一人暮らしのワンルームマンションに帰れば、5分で眠りについて、目が覚めたらシャワーを浴びて会社に出かける、そんな毎日でした。これだけ頑張っていれば上司も認めてくれるはずだ、という思いでした。
そして、年に一度の上司との話し合いの時。それまでにも、度々上司に褒められたことがあった私は、この調子で頑張れと激励されることを期待してその場に臨んだのですが、上司が口にしたのは、思いがけないものでした。
「君がこれから考えたほうがいいのは、人生には仕事より大切なことがある、ということだよ」当時、まだ20代の私には、この言葉の意味はよく理解できませんでした。
「出世がすべてじゃない」
しかし、この言葉は私の心の奥底に深く染み込み、少しずつ、自分の仕事と生活、そして人生を考え始めるきっかけとなりました。
そして、だんだんとわかってきたことは、仕事の成功だけを目指していても仕事は成功しない、ということ。生活と人生を見据えて仕事に取り組めば、常にバランスの取れた状態で、かえって仕事を頑張れるということです。

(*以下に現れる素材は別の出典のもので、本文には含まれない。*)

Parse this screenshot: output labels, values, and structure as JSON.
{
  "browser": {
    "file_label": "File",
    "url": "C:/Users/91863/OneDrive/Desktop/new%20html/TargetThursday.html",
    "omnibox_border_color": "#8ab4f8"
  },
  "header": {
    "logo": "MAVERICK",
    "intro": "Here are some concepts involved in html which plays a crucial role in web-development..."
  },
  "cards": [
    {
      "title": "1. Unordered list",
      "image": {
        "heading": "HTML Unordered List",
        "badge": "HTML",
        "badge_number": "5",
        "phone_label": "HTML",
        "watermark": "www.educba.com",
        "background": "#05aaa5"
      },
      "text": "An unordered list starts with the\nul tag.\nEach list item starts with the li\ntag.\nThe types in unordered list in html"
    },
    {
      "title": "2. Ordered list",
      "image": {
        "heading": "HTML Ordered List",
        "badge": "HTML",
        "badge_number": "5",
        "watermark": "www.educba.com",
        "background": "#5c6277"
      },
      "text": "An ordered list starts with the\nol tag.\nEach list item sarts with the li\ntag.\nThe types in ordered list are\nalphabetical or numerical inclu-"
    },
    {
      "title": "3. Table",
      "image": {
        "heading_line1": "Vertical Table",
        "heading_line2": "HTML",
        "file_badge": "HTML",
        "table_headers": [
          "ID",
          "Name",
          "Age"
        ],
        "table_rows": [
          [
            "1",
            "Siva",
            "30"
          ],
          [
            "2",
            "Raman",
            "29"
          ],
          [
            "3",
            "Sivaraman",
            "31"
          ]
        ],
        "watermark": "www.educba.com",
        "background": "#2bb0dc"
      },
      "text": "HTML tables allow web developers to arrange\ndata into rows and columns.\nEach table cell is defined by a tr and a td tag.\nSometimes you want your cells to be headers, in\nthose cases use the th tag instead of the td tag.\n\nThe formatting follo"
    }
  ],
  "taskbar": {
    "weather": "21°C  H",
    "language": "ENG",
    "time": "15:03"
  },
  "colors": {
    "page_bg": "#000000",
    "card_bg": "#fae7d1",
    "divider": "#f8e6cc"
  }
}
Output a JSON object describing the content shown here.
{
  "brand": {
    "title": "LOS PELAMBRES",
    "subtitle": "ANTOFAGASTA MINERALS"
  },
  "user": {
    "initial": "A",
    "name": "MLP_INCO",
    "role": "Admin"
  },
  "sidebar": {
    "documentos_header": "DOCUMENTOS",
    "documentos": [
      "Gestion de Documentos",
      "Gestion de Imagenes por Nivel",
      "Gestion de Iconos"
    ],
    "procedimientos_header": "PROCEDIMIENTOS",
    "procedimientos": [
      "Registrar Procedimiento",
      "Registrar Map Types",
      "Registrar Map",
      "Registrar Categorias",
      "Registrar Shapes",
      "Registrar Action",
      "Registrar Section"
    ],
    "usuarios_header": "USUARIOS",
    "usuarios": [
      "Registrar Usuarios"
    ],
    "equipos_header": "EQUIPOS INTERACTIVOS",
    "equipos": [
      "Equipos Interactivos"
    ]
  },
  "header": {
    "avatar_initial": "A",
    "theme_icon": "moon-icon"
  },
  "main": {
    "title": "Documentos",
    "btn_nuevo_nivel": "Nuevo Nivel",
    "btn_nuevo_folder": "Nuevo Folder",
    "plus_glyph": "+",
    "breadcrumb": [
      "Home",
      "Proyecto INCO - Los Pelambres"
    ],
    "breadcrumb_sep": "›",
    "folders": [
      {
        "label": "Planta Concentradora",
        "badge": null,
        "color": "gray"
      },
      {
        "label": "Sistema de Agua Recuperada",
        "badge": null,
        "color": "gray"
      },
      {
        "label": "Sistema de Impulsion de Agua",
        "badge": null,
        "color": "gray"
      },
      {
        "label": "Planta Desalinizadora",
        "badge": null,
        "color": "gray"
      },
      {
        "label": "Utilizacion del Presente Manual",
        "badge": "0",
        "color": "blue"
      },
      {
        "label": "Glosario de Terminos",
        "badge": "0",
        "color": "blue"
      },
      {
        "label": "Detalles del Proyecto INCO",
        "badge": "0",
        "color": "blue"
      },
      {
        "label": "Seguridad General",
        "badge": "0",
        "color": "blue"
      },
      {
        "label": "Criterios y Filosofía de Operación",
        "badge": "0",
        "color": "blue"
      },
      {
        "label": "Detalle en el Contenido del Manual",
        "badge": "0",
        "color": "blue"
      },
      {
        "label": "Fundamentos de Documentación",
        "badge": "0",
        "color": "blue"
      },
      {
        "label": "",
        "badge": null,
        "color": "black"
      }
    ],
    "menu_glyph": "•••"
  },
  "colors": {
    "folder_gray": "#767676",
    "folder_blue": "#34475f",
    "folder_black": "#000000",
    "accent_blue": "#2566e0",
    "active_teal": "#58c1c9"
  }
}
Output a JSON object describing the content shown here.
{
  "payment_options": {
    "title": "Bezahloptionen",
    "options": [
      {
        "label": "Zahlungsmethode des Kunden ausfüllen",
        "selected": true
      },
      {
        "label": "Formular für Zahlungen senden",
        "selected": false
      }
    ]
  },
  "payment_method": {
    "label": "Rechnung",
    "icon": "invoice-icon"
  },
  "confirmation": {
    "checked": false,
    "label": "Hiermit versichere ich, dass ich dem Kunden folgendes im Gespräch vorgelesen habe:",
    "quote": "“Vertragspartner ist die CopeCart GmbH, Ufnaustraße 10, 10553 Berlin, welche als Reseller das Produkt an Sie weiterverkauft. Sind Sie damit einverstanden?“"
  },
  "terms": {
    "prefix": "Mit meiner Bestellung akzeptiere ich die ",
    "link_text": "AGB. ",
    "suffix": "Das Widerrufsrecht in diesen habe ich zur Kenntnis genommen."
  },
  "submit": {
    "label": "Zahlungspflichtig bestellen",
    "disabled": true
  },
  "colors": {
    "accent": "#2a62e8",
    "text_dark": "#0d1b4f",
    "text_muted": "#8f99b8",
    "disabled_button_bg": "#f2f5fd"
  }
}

これが、まさに今でいうワークライフバランスです。私の上司は「仕事を頑張るな」と言ったわけではなく、「充実した人生のなかで仕事でも成功することを考えろ。長い目で見れば、人生が充実しなければ仕事での成功もない」というメッセージだったのです――
(高田誠著『P&G式 伝える技術 徹底する力』朝日新書、138~140頁より)
(会社ウォッチ編集部のひとこと)
著者は外資系のP&Gに勤務し、外国人上司の下で長年働いた後、自らも広報渉外部長として多くの部下を抱えた人。本書では「すべての人々により良い暮らしを」という目的を掲げたP&Gの経営や仕事の進め方を垣間見ることができる。多くの日本企業では「きれいごと」「理想論」と退けられそうだが、こんな経営を本気で徹底する会社がもしあれば、会社の規模にかかわらず有能な若者が殺到するのではないかと思う。